Disheveled Histories
Michelle Murphy
Wet Cement Press
I’ve kept Michelle Murphy’s book Disheveled Histories near me for a while. As with most poetry books that work outside the bounds of conventional lyric or narrative styles, reading it can feel at times like entering someone else’s backyard after dark and trying to find your way toward the dimly lit house. I’m all-in for this mix of darkness and light, because Murphy’s enigmatic poems spill over with beauty, even with when they are addressing the unanswerable: why does someone you love choose to take their own life, and how do you live with the sadness of the past when even the present (let alone the future) is so uncertain?
Yes, uncertainty: from the very first poem, “How to Fold a Paper Frog,” Murphy invites us to face “[n]ervous/detonations across the globe” while “[w]ildfire dust blankets/ floors, seethesacross avenues” and “soothsayers read into various faults.” She bluntly asks: “You mean to go/into this world by yourself?” (both 11).
As we travel through the book, Murphy issues would-be instructions for making this journey (e.g., “How to Flower,” “How to Crow” and more) and descriptions of “Byways and One Way Streets” that advise, for example: “Avoid corridors of those/ who pace their voice” (49); "Done with guns/ plants seeds inside pockets” (50). Throughout, the “you” that is addressed often feels like the poet herself, whom we are overhearing. And it is Murphy’s beloved dead who beckon her forward. The poem “Tremolo” comes early in the book, with the epigraph “For my brother, Brett, who jumped off the Golden Gate Bridge one beautiful March morning.” In this eight-part prose poem—each paragraph dangling from the top of a page, over a blank expanse beneath—five of the paragraphs end in impossible questions, such as “Where are you, my love?/ Your wheels off, hands no longer shaking at the sight of/another sunrise”? (22)Yet it is also in this poem that Murphy begins to explore the state of being suspended as a strategy of living with loss. “A swift, you say, never settles on the ground. Is/ a life spent airborne a denial of gravity even if there is no/ intention of finding home?” (23) The sense of being bird-like, winged, at odds with gravity, often emerges in the book.

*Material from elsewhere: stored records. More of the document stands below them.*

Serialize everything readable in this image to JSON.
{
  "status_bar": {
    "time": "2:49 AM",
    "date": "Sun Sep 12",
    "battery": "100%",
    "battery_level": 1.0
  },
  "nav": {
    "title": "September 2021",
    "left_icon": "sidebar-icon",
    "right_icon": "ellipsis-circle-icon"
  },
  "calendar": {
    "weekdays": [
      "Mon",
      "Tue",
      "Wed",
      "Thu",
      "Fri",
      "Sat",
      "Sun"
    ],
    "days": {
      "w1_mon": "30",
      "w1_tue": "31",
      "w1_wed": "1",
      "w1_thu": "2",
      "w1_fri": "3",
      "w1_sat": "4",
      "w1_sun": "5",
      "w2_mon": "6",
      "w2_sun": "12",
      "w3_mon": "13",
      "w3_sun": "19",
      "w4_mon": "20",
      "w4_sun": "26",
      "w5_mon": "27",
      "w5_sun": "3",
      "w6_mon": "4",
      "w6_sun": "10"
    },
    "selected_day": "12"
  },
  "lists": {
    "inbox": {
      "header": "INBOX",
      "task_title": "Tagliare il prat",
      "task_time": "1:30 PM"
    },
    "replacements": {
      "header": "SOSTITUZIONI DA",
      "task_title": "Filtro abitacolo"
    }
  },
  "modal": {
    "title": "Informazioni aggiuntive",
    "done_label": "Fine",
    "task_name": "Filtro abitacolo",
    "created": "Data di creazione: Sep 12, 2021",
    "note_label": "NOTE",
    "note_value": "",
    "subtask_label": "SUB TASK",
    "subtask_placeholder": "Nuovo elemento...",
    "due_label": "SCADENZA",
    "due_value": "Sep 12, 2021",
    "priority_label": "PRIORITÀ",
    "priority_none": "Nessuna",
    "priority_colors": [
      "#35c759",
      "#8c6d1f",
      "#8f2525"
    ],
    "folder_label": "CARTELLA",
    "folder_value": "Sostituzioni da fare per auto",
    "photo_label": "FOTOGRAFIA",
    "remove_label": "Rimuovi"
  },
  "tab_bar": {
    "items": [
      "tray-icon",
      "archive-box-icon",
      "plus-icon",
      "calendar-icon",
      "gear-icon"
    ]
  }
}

And at the end of “The Moon Sounds Like Exploded Firecrackers” (57), this possibility is offered:…drifting yet persistent noises herd[ ] us forward, moving us in choreographed frequencies, where levitations of sound suspend us in mid-air, our feet barely touching ground. Forgiven.
Murphy’s poems move gradually from shock and sorrow to healing. In them, history (as intimate as memory), also moves and changes, from being “disheveled” (28) to something that “weighs/loss according to its pedigree/ but also dances on furniture” (“How to Crow,” 72). So moving, thoughtful, beautiful in sound and shape—these are poems that you will want to keep near you, too.